Increasingly, patients are coming in with more and more questions about their health insurance coverage. For the most part, when someone signs up with a plan, they get a package of information that doesn’t adequately answer their questions. Either there is too much information to glean out what is important or it is just not explained well. Patients often get upset when asked to pay for a deductible that they didn’t know they had. But, with the changes in the recent healthcare ecosystem, it is extremely important for patients to understand their benefits.
What do patients need to know about healthcare insurance?
1. What is a deductible? Under the ACA. many patients are finding they are now responsible for higher deductibles under the plan they signed up for under the insurance exchange program. A deductible is a certain dollar amount that a patient has to pay out-of-pocket before the insurance coverage kicks in. I have seen amounts ranging from $500-$5000. This is an annual deductible. For example, every year, you are responsible for paying your deductible for any medical services until you have paid the full amount of your deductible. After the deductible is met, the insurance will then start making payments for your medical services.
2. Why do I have to pay a copay every time I see the doctor? This is something you agreed to when you signed up for your insurance. It is law that a doctor must collect the copay whenever you come. If a doctor does not collect the copay, it is a violation of anti-kickback laws and is seen as the doctor is giving you a kickback to be their patient. If you are not happy with your copay, talk to insurance company to see if there is a better plan to match your needs.
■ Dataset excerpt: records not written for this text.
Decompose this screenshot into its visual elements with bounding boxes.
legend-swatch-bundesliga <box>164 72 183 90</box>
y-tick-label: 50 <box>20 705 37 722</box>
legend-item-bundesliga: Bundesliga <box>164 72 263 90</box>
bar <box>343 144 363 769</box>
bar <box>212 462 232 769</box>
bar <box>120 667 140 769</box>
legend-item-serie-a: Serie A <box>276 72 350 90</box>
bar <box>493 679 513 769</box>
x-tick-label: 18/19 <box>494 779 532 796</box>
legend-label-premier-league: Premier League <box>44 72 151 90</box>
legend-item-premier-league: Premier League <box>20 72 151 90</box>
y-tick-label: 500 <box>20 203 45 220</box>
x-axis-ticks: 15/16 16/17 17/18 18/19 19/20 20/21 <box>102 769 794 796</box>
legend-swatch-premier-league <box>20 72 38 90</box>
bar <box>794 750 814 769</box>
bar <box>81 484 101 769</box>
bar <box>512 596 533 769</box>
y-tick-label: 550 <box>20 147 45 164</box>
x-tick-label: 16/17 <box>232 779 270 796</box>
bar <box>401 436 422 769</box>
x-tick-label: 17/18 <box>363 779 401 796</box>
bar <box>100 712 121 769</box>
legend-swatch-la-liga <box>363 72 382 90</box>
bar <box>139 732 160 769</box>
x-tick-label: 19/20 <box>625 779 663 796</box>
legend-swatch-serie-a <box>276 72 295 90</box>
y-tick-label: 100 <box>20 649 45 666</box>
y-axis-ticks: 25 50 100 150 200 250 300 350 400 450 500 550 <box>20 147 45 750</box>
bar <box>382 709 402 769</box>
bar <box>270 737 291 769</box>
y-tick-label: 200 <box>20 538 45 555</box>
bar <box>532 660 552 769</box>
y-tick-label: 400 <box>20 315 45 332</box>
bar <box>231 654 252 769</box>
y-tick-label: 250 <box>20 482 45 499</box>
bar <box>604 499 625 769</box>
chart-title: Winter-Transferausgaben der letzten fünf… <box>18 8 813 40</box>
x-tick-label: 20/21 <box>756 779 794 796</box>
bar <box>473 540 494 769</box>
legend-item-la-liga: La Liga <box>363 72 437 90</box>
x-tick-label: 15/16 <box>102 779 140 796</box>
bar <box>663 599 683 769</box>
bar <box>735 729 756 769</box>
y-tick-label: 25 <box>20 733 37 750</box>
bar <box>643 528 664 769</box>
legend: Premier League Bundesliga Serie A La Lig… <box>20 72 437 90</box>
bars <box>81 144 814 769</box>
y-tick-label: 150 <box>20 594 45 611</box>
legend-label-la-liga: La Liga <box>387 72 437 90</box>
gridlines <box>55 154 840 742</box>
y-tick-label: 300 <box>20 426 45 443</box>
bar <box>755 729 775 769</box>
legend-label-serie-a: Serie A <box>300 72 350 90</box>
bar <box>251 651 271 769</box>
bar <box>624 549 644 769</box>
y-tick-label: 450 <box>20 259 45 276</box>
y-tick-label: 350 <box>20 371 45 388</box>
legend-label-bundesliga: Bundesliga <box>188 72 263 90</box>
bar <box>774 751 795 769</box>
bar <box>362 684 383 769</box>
3. My plan is a HMO. What does mean? This is a health maintenance organization. Every patient enrolled in a HMO needs to choose a PCP (primary care physician). That physician is responsible for overseeing all your care. You need referrals to go to any specialists. If you go to a specialist without a referral, the insurance will not pay for that service. Also, PCP’s are not allowed to back date referrals. Check to see if you need a referral before you see the specialist.
4. What is a PPO? This is a preferred provider organization. With this plan, you do not need to select a PCP and do not need referrals to see specialists, for the most part. However, you still need to stay in the insurance plan’s network otherwise your coverage may not pay depending on whether you have out-of-network benefits. Most often you will not.
5. What is the difference between Medicaid and medicare? Medicare is a federal program and to be eligible, you must be 65 years of age or older or be deemed disabled and unable to work. Medicaid is a state-run program for those under a certain minimum wage. Paperwork needs to be filled out to determine your eligibility
6. My doctor’s office told me to check the EOB. What is an EOB? This is the explanation of benefits that the insurance company sends you every time a claim is submitted on your behalf. It shows what charges were submitted for every procedure you had done, what is allowed to be collected by the doctor under their contracts with the insurance plans, and the amount of money that is written off. It will also show you any money you are responsible for paying, including deductibles and co-insurances.
These are the most common questions I see asked in my practice. It is imperative that patients understand what they need to pay and why. While the doctor’s staff can sometimes help you answer your questions, the insurance company is often the only one who truly knows the answers.